Tami Lieberman | AIChE

Tami Lieberman

Assistant Professor
Massachusetts Institute of Technology

Tami Lieberman joined the MIT faculty in January 2018. She leads a computational and experimental research group focused on uncovering the principles governing colonization, niche range, and personalization in the human microbiome.

Tami trained in molecular biology and mathematics at Northwestern University, where she conducted research in the laboratory of Jon Widom and was funded by a Barry M. Goldwater Scholarship. She then earned a Ph.D. in Systems Biology from Harvard University, where she conducted research in Roy Kishony’s laboratory. During her graduate research, Tami developed new genomic approaches for understanding how bacteria evolve during infections of individual people. As a postdoc in Eric Alm’s lab at MIT, she further developed and applied these genomic approaches to understand the microbes that colonize us during health. Tami has also made contributions to our understanding of antibiotic resistance, including the co-invention of a new platform for visualizing evolution in real time. Her work has been covered in the popular press, including online coverage from The Atlantic, The Wall Street Journal, National Geographic, The Boston Globe, and ArsTechnia.

Research

Rational microbial-based therapies have the potential to treat a wide range of diseases and promote wellness. However, we remain severely limited in our ability to employ such therapies, as we cannot predict which bacterial strains have the potential to stably colonize an individual. My lab seeks to close this knowledge gap, developing an understanding of how individual species and strains behave in the human microbiome—including the selective pressures they face, niche ranges, survival strategies, and the degree to which they adapt to individual people.
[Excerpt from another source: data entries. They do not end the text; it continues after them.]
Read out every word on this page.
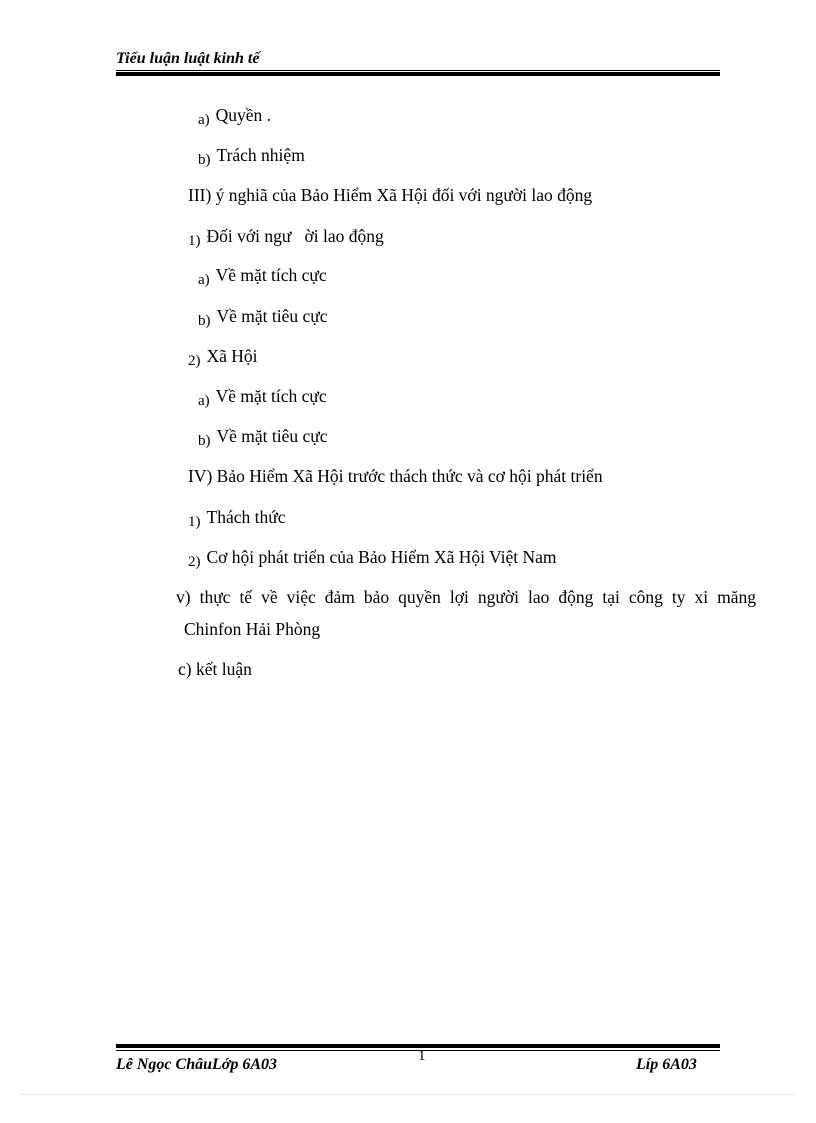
Tiểu luận luật kinh tế
a) Quyền .
b) Trách nhiệm
III) ý nghiã của Bảo Hiểm Xã Hội đối với người lao động
1) Đối với ngư   ời lao động
a) Về mặt tích cực
b) Về mặt tiêu cực
2) Xã Hội
a) Về mặt tích cực
b) Về mặt tiêu cực
IV) Bảo Hiểm Xã Hội trước thách thức và cơ hội phát triển
1) Thách thức
2) Cơ hội phát triển của Bảo Hiểm Xã Hội Việt Nam
v) thực tế về việc đảm bảo quyền lợi người lao động tại công ty xi măng
Chinfon Hải Phòng
c) kết luận
Lê Ngọc ChâuLớp 6A03	1	Líp 6A03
A key approach in the lab is evolutionary retrospective studies of commensal species at the whole-genome level. We leverage the mutations that bacteria accumulate during colonization of individual people and evolutionary inference methods to infer past migrations within and across body sites, selective pressures faced by bacteria in vivo, and the molecular strategies used to adapt to these pressures. Crucially, these inferences can be performed without longitudinal studies, because bacterial strains diversify within hosts to form co-existing lineages that preserve a record of their natural history within the host. Other favored approaches include high-throughput culturing and experiments, computational tool development, and interrogation of spatial structure. When possible, we focus on the human environment, in order to rapidly translate discoveries from these complex ecosystems.

In the long term, we are optimistic that these studies will help us predict which therapeutic strains and co-administered treatments (prebiotics) provide the most potential for colonization, understand the degree to which each person’s microbiome requires personalized treatment, and predict how the future evolution of a strain will impact its community and host.